Le Prince, qui se sait capable d’immenses exploits, et se sentant transporté par le vœu de sa bien-aimée, lui répond :
- Il n’y a point de choses que je ne sache faire pour vous, ma tendre épouse. J’irai chercher pour vous cette étoile, et je la ramènerai sur la terre.
Il sent une telle admiration dans les yeux de sa bien-aimée, qu’il se met aussitôt à l’ouvrage, et décide de construire une fusée. Les mois s’écoulent. La construction et les essais de la fusée ne sont pas simples, et le Prince y passe la majeure partie du temps.
Parfois, la Princesse passe le voir dans ses ateliers :
- Est-ce bien utile mon Prince, une telle tâche, si longue et si ardue ?
- Oh, oui, ma douce ! Mais, nous y sommes presque, et je vous ramènerai votre étoile.
La fusée est enfin prête et, joyeux du but atteint, le Prince part vers les étoiles. Chaque soir, il ne manque pas de transmettre des messages à sa Princesse, pour s’assurer que tout va bien, et relate avec passion l’avancée de son travail. Après plusieurs semaines d’efforts, il parvient à attacher l’étoile à la fusée, et la ramène sur la terre.
Heureux et souriant, il rejoint alors sa bien-aimée.
- Voilà votre étoile ! N’est elle pas belle ? Venez la toucher.
La Princesse fait la moue.
- Je ne pensais pas qu’une étoile était si grise, vue de près. Et quelle poussière ! Vous n’avez pas dû ramener celle que je voyais briller, j’en suis sûre. Celle-ci est bien trop terne.
Le Prince s’en défend, un peu furieux d’être accueilli de la sorte après tant d’efforts :
- C’est impossible ma douce, c’est bien votre étoile.
Elle lui rétorque :
- Ce n’est pas grave, maintenant que votre fusée fonctionne, vous pourriez trouver une étoile plus brillante.
Perplexe, déçu et interloqué, le Prince, qui n’a qu’une parole, décide de repartir. Dans le ciel, après un sérieux repérage, il se dirige vers l’étoile la plus brillante. Il se remet au travail comme un forcené, mais l’éclat de l’étoile alourdit celle-ci, et plusieurs mois de travaux sont nécessaires.
Enfin arrive le jour du retour.
A nouveau empli de bonheur à l’idée de voir la joie de sa Princesse, et la réalisation de son voeu, il rentre au royaume.
Il la fait quérir, mais personne ne la trouve.
Furieux et agacé, il fait le tour du royaume, et la découvre enfin.
- Mais qu’avez-vous donc, ma mie ? Savez-vous que j’ai réussi à ramener une nouvelle étoile, et la plus brillante ? Pourquoi n’étiez-vous pas là pour m’accueillir ?
- Je suis navrée mon Prince, mais je me dois de quitter le royaume.
- Mais pourquoi ? Quelle idée ? Vous êtes devenue complètement folle ma foi ! Quelle ingratitude ! Tous ces travaux pour vous protéger, tous ces remparts, ce chapiteau sur le palais ! Tout ce travail pour aller chercher vos étoiles ! Mais de tout cela, de tout ce temps passé pour vous, qu’en faites-vous ?
Elle lui répond alors :
- Il n’est nul besoin de construire des remparts ou de dresser des chapiteaux, mon Prince.
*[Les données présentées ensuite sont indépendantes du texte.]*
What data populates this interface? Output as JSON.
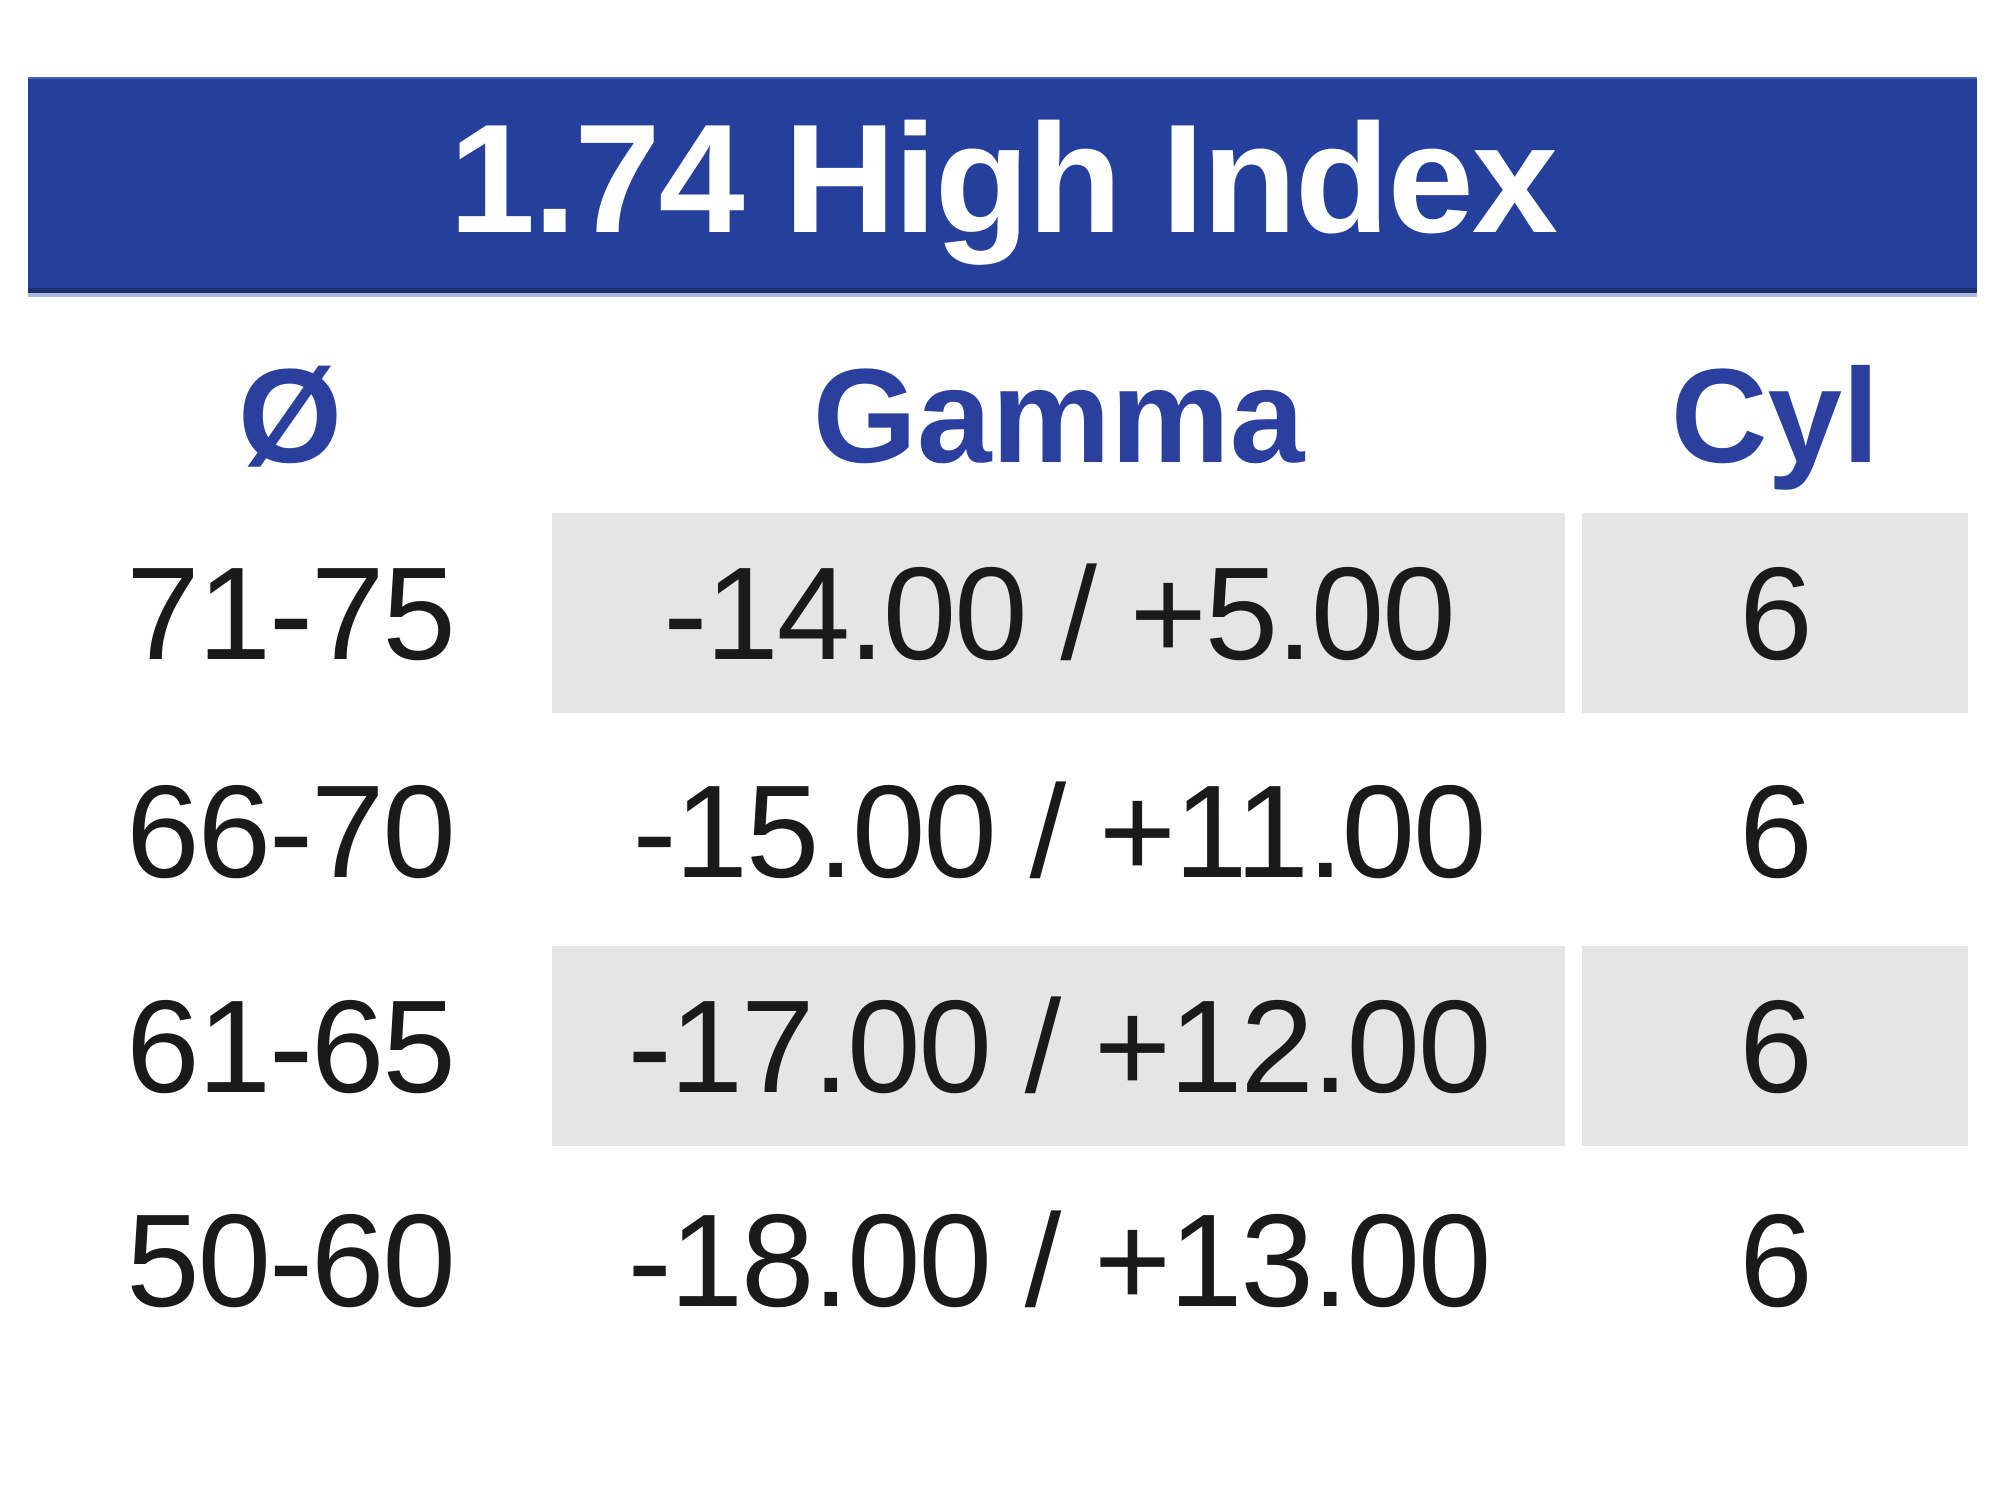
{
  "header": {
    "title": "1.74 High Index"
  },
  "table": {
    "columns": [
      {
        "key": "diameter",
        "label": "Ø"
      },
      {
        "key": "gamma",
        "label": "Gamma"
      },
      {
        "key": "cyl",
        "label": "Cyl"
      }
    ],
    "rows": [
      {
        "diameter": "71-75",
        "gamma": "-14.00 / +5.00",
        "cyl": "6",
        "shaded": true
      },
      {
        "diameter": "66-70",
        "gamma": "-15.00 / +11.00",
        "cyl": "6",
        "shaded": false
      },
      {
        "diameter": "61-65",
        "gamma": "-17.00 / +12.00",
        "cyl": "6",
        "shaded": true
      },
      {
        "diameter": "50-60",
        "gamma": "-18.00 / +13.00",
        "cyl": "6",
        "shaded": false
      }
    ]
  },
  "chart_data": {
    "type": "table",
    "title": "1.74 High Index",
    "columns": [
      "Ø",
      "Gamma",
      "Cyl"
    ],
    "rows": [
      [
        "71-75",
        "-14.00 / +5.00",
        "6"
      ],
      [
        "66-70",
        "-15.00 / +11.00",
        "6"
      ],
      [
        "61-65",
        "-17.00 / +12.00",
        "6"
      ],
      [
        "50-60",
        "-18.00 / +13.00",
        "6"
      ]
    ],
    "layout_hints": {
      "shaded_row_indices": [
        0,
        2
      ],
      "header_banner": true
    }
  },
  "colors": {
    "banner_blue": "#243f9c",
    "banner_text": "#ffffff",
    "banner_underline": "#a9b8dc",
    "header_text_blue": "#2b3f9e",
    "row_shade_gray": "#e5e5e5",
    "data_text": "#1a1a1a",
    "background": "#ffffff"
  }
}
Seuls vos bras auraient suffit à me protéger, et vos paroles à me rassurer. Mais peut-être n’en aviez vous pas le courage.
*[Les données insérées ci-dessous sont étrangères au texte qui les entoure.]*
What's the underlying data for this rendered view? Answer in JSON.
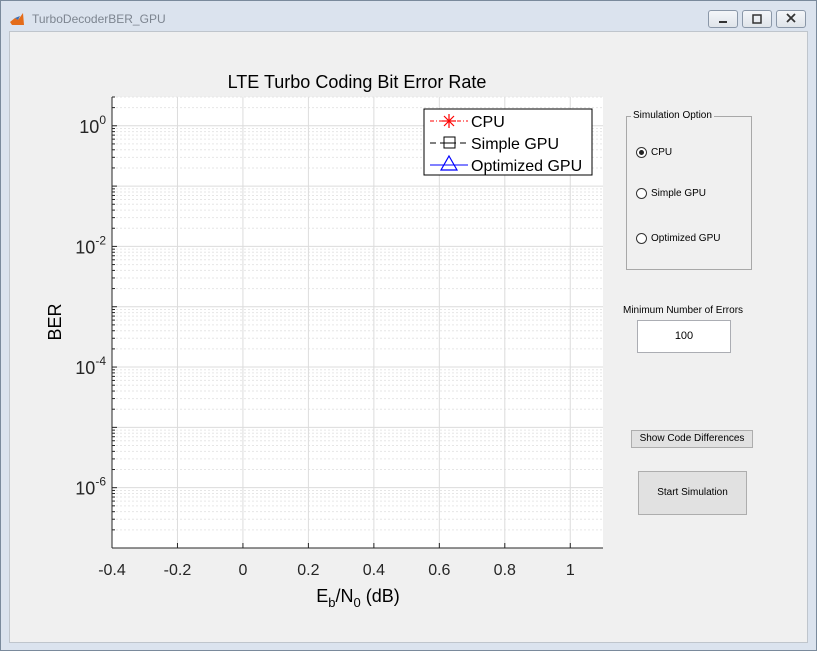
{
  "window": {
    "title": "TurboDecoderBER_GPU"
  },
  "window_controls": {
    "minimize": "minimize-icon",
    "maximize": "maximize-icon",
    "close": "close-icon"
  },
  "chart_data": {
    "type": "line",
    "title": "LTE Turbo Coding Bit Error Rate",
    "xlabel_main": "E",
    "xlabel_sub1": "b",
    "xlabel_mid": "/N",
    "xlabel_sub2": "0",
    "xlabel_unit": "(dB)",
    "ylabel": "BER",
    "xlim": [
      -0.4,
      1.1
    ],
    "ylim": [
      1e-07,
      3
    ],
    "yscale": "log",
    "grid": true,
    "minor_grid": true,
    "xticks": [
      "-0.4",
      "-0.2",
      "0",
      "0.2",
      "0.4",
      "0.6",
      "0.8",
      "1"
    ],
    "yticks": [
      {
        "base": "10",
        "exp": "0"
      },
      {
        "base": "10",
        "exp": "-2"
      },
      {
        "base": "10",
        "exp": "-4"
      },
      {
        "base": "10",
        "exp": "-6"
      }
    ],
    "legend_position": "top-right",
    "series": [
      {
        "name": "CPU",
        "color": "#ff0000",
        "marker": "star",
        "values": []
      },
      {
        "name": "Simple GPU",
        "color": "#000000",
        "marker": "square",
        "values": []
      },
      {
        "name": "Optimized GPU",
        "color": "#0000ff",
        "marker": "triangle",
        "values": []
      }
    ]
  },
  "simulation_option": {
    "title": "Simulation Option",
    "options": [
      {
        "label": "CPU",
        "selected": true
      },
      {
        "label": "Simple GPU",
        "selected": false
      },
      {
        "label": "Optimized GPU",
        "selected": false
      }
    ]
  },
  "min_errors": {
    "label": "Minimum Number of Errors",
    "value": "100"
  },
  "buttons": {
    "show_code": "Show Code Differences",
    "start": "Start Simulation"
  }
}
Il n’est nul besoin de tant de temps passé, à bâtir une fusée. Ne suffit-il pas de voir que chaque jour, la plus belle des étoiles est à vos côtés ? Donnez-moi votre main.
Abasourdi, le prince tend sa main. Elle lui prend, et lui dit :
- Voilà, mon Prince. Regardez comme c’est simple d’attraper une étoile !
Le Prince revint au Palais, et de rage, détruisit les remparts, le chapiteau, la fusée, et fit nettoyer la poussière des étoiles.
Il se dit aujourd’hui, plusieurs centaines d’années plus tard, que le palais est en ruine, envahi d’herbes folles. La légende raconte qu’un vieillard vient s’y asseoir toutes les nuits, pour regarder les étoiles.
A ses côtés, une douce voix lui murmure : l’étoile la plus brillante est seule celle de ton cœur.